(1). 下载Phoenix对应的版本
我的Hbase版本是1.4.13,所以下载:4.16.0
(2). 拷贝phoneix到hbase/lib目录下
lixin-macbook:phoenix-hbase-1.4-4.16.0-bin lixin$ cp phoenix-server-hbase-1.4-4.16.0.jar ~/Developer/hbase-1.4.13/lib/
(3). 配置hbase-site.xml
# hbase配置:hbase-site.xml
<!--phoenix -->
<property>
<name>hbase.regionserver.wal.codec</name>
<value>org.apache.hadoop.hbase.regionserver.wal.IndexedWALEditCodec</value>
</property>
<property>
<name>hbase.rpc.timeout</name>
<value>60000000</value>
</property>
<property>
<name>hbase.client.scanner.timeout.period</name>
<value>60000000</value>
</property>
<property>
<name>phoenix.query.timeoutMs</name>
<value>60000000</value>
</property>
(4). 启动Phoneix客户端
注意事项:
Phoenix不支持直接显示HBase Shell中创建的表格.
原因很简单:当在Phoenix创建一张表时,Phoenix是将表进行了重组装. 而对HBase Shell创建的表Phoenix并未进行加工,所以无法直接显示.
如果需要将HBase Shell中创建的表格关联到Phoenix中查看,就需要在Phoenix中创建一个视图(View)做关联.
# 查看当前所在的目录
lixin-macbook:bin lixin$ pwd
/Users/lixin/Downloads/phoenix-hbase-1.4-4.16.0-bin/bin
# sql客户端
lixin-macbook:bin lixin$ ./sqlline.py 127.0.0.1:2181
Setting property: [incremental, false]
Setting property: [isolation, TRANSACTION_READ_COMMITTED]
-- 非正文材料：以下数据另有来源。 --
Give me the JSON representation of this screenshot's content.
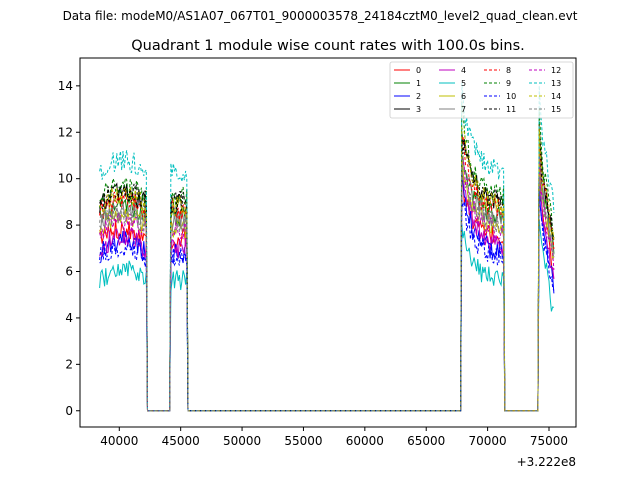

issuing: !connect jdbc:phoenix:127.0.0.1:2181 none none org.apache.phoenix.jdbc.PhoenixDriver
SLF4J: Class path contains multiple SLF4J bindings.
SLF4J: Found binding in [jar:file:/Users/lixin/Downloads/phoenix-hbase-1.4-4.16.0-bin/phoenix-client-hbase-1.4-4.16.0.jar!/org/slf4j/impl/StaticLoggerBinder.class]
SLF4J: Found binding in [jar:file:/Users/lixin/Developer/hadoop/share/hadoop/common/lib/slf4j-log4j12-1.7.10.jar!/org/slf4j/impl/StaticLoggerBinder.class]
SLF4J: See http://www.slf4j.org/codes.html#multiple_bindings for an explanation.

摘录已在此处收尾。